Wednesday, 26 March 2014

The Acme of Christian Witness

In Search of a New Poster-Child

The Westboro Baptist Church has become villainous in the mind's eye of many, if not most.  Here, apparently, must be a serious threat to the realm.  Westboro is a modern day megachurch albeit with the grand total of 40 members.  Yes, you read that right.  Forty members--most of which are related to one man, its recently deceased founder, Fred Phelps  It is what we Christians refer to as congregation standing firmly on the lunatic fringe.  

But for some reason it is front and centre--a major concern--for the chattering classes, the Commentariat and the media.
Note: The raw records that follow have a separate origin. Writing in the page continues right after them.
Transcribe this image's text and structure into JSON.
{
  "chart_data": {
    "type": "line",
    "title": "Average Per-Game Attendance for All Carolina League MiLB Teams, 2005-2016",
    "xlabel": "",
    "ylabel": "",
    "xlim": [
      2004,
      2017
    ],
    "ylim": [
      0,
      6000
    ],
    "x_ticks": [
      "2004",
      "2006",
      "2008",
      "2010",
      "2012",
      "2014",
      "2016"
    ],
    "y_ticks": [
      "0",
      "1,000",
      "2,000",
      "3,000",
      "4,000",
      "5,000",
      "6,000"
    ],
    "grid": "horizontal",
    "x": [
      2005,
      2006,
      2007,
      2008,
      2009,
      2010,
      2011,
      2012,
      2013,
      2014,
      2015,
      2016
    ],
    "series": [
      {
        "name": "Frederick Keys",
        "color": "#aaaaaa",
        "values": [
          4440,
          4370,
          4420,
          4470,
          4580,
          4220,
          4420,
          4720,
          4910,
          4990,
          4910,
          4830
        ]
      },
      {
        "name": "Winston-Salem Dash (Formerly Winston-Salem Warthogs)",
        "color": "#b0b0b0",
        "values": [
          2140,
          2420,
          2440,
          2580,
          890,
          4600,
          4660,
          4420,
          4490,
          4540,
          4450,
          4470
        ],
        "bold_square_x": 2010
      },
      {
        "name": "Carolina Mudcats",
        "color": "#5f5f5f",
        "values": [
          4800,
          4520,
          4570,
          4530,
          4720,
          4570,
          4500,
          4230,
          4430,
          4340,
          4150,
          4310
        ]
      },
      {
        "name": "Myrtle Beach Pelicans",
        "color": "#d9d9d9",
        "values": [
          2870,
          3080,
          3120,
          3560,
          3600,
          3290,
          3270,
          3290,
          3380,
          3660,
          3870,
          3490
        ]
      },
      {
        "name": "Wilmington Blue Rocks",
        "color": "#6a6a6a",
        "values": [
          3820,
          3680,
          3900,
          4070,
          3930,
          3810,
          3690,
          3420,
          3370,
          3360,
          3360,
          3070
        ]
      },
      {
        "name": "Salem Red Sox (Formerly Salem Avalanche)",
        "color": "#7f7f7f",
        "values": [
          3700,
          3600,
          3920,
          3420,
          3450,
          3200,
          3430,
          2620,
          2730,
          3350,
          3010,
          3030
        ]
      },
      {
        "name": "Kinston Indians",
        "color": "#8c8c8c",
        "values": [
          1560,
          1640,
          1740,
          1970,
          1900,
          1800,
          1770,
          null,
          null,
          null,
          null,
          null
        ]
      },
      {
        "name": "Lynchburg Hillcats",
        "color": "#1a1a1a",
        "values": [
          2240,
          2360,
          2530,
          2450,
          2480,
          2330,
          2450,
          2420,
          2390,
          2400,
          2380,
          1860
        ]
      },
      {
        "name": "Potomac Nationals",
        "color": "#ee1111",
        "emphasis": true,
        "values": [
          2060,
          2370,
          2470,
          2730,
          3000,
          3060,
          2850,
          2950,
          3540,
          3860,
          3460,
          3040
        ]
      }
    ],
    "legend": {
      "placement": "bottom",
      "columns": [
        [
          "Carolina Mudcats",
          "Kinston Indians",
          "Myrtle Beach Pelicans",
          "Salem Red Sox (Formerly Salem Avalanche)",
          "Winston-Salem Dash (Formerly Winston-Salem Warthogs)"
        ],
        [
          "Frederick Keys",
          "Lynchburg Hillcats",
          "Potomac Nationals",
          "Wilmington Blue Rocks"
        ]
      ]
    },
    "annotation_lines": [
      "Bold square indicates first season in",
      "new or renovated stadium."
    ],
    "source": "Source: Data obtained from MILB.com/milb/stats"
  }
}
Just Google Westboro to gain some appreciation of its notoriety.  It's claim to ignominy is its public protests against homosexuals and homosexuality and any other public issue that can be remotely connected to homosexual promotion, even when drawn by a very, very long bow.  What an impact forty misguided febrile people have had. 

It is true that the Christian Church has always had its wacky outliers.
  Things like that happen in a fallen world.  After all, right from the very beginning there was a chap called Cain who sought to go into the presence of God with an offering and act of worship which God rejected and for which He had no regard.  This so incensed the hate filled heart of Cain that he murdered his brother out of spite, envy, and hatred.  We think of Simon Magus who sought to buy the power and presence of the Holy Spirit, forever after memorialised in the neologism, simony.  Time does not permit recounting the exploits of legions of charlatans, pretenders, hucksters of relics, snake handlers, leg-lengtheners, and other curiosities--suffice it to say that the Church has always had wacky outliers.  The Westboro Baptist Church is just one such. 

Yet the fascination and hunger for what this group is up to implies that it represents the heart and soul of the Christian faith.  Which leads to an hypothesis that its notoriety is actually a creation of the Commentariat and the media.  Westboro is notorious, but its scandalous brand has been forged and nurtured by the media in some pathetic attempt to slur Christians and to impute guilt by association to the Church of the Lord Jesus Christ. 

Which is to allege that the media and the Commentariat need Westboro for their narrative about Christians and the Christian faith.  The way the Commentariat would have us all understand Westboro is that it represents the vanguard of the Church and of Christians.  They are proclaiming what all Christians really believe and practice in their closets--hatred for mankind.  The ancient Roman interdictions against Christian were right on the money: these misanthropes have always been haters of the human race.  Thus, Westboro congregants have been made the poster boys for Christendom.  All forty of them.  The rest of the Christians skulk in their closets, but we, the cognoscenti, the erudite, and the media talking heads, we see them as they really are.  And Westboro is the peep hole into their dirty, hate-filled, dark, back room closets. 

How else can one understand the prurient fascination and lionising (in a negative sense) of these descendants of Cain?   Like Falstaff, they are useful to make a point. 

But now the founder has died, the group appears to be on the verge of splintering apart.  What then?  To whom will the media turn to portray the pop conception of Christianity?  They risk needing a new poster-child.  To whom and to what will they turn?  End timers?  Snake handlers?  No doubt they will find someone who would do the job creditably.